Aku mengantar sendiri Kai ke TK, tapi sebetulnya kalau mau ada juga disediakan antar-jemput. Hampir semua TK menyediakan layanan antar-jemput dengan trayek tertentu. Tidak seperti di Indonesia kalau bus antar-jemput anak-anak biasanya berhenti di depan rumah masing-masing, kalau di sini biasanya dipoolkan di tempat yang mudah dijangkau dan tidak mengganggu lalu lintas. Jadi semisal jam penjemputan pukul 8:35 ya sebelum pukul 8:35 kami sudah harus menunggu di pool tsb. Aku tidak yakin anak-anakku bisa siap sebelum jam penjemputan, jadi lebih baik aku antar sendiri naik sepeda. Apalagi nanti jika aku sudah mulai mengajar, sesudah antar Kai, aku bisa langsung pergi ke stasiun naik sepeda. Biasanya biaya antar-jemput ini sekitar 5000 yen/bulan.

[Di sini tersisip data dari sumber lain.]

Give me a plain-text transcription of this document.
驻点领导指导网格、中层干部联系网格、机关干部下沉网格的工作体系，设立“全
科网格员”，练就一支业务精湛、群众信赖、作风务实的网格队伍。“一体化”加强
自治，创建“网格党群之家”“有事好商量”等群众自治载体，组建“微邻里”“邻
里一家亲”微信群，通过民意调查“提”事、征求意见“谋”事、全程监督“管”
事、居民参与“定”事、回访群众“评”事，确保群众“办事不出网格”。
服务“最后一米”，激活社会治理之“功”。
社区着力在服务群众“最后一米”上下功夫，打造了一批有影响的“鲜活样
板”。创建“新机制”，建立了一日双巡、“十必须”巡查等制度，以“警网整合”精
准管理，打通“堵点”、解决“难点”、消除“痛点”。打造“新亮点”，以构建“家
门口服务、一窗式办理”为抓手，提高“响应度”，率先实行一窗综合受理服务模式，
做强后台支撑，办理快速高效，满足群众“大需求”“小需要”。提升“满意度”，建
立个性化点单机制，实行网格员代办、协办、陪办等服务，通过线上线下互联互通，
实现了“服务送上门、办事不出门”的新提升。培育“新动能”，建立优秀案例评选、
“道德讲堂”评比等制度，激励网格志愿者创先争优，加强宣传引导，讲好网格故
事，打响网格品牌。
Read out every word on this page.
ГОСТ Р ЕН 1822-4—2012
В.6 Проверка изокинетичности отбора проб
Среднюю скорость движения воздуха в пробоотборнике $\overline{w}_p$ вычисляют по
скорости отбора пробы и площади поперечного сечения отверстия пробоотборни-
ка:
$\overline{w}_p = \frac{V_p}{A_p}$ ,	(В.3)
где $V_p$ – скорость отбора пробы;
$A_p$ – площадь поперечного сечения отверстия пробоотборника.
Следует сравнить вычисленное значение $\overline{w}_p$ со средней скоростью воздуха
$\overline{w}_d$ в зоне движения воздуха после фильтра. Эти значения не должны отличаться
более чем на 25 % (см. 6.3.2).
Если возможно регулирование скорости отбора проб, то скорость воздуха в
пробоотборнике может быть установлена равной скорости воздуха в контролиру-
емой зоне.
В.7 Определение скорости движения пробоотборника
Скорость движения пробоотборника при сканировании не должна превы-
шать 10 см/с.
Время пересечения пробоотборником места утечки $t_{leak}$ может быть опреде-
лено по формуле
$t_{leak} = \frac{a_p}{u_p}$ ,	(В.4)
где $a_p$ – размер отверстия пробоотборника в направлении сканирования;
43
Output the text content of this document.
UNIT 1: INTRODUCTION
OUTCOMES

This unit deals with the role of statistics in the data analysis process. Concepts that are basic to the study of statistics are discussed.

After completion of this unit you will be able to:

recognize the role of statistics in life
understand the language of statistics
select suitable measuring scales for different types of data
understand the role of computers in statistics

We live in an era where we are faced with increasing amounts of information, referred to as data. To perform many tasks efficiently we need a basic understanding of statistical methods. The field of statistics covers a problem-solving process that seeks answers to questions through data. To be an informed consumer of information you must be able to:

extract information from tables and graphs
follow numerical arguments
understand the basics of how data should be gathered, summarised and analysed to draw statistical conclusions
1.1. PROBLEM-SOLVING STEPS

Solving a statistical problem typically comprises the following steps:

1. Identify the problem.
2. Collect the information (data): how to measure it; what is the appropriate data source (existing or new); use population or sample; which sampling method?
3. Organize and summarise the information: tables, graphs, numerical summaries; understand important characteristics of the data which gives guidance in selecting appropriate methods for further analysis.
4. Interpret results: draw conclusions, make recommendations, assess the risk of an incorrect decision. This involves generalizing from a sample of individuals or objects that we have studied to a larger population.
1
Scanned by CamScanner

Hari pertama, Kai dengan penuh semangat pergi ke TK, karena aku menjanjikan akan bermain di halaman sekolah sesudah selesai sekolah. Meskipun kadang dia juga masih menyebutkan,
“Aku maunya sama mama”.
Aku selalu menjawab, “Iya tentu saja. Kan hari ini hanya main lilin, makan snack lalu mama jemput loh”.
“Tidak tidur siang?” (Kalau di penitipan kan pasti pakai acara tidur siang)
“Tidak!”….
Lalu dia tersenyum. Dan masuk kelasnya dengan gagah.
Naik sepeda dari rumahku ke TK hanya 5 menit. Jadi biasanya aku berangkat menjemput Kai pukul 11 teng juga masih keburu. Karena kami harus menjemput lagi di depan kelas. Proses penyerahan murid kepada guru memang untuk membiasakan anak-anak ini terhadap guru dan peraturan sekolah. Tapi kami hanya bisa begini selama 3 hari pertama. Mulai besok kami hanya boleh sampai pintu depan sekolah, tempat anak-anak ganti sepatu. Dan waktu belajar juga ditambah 30 menit, menjadi sampai pukul 11:30. Nanti mulai bulan Mei akan menjadi pukul 2 siang.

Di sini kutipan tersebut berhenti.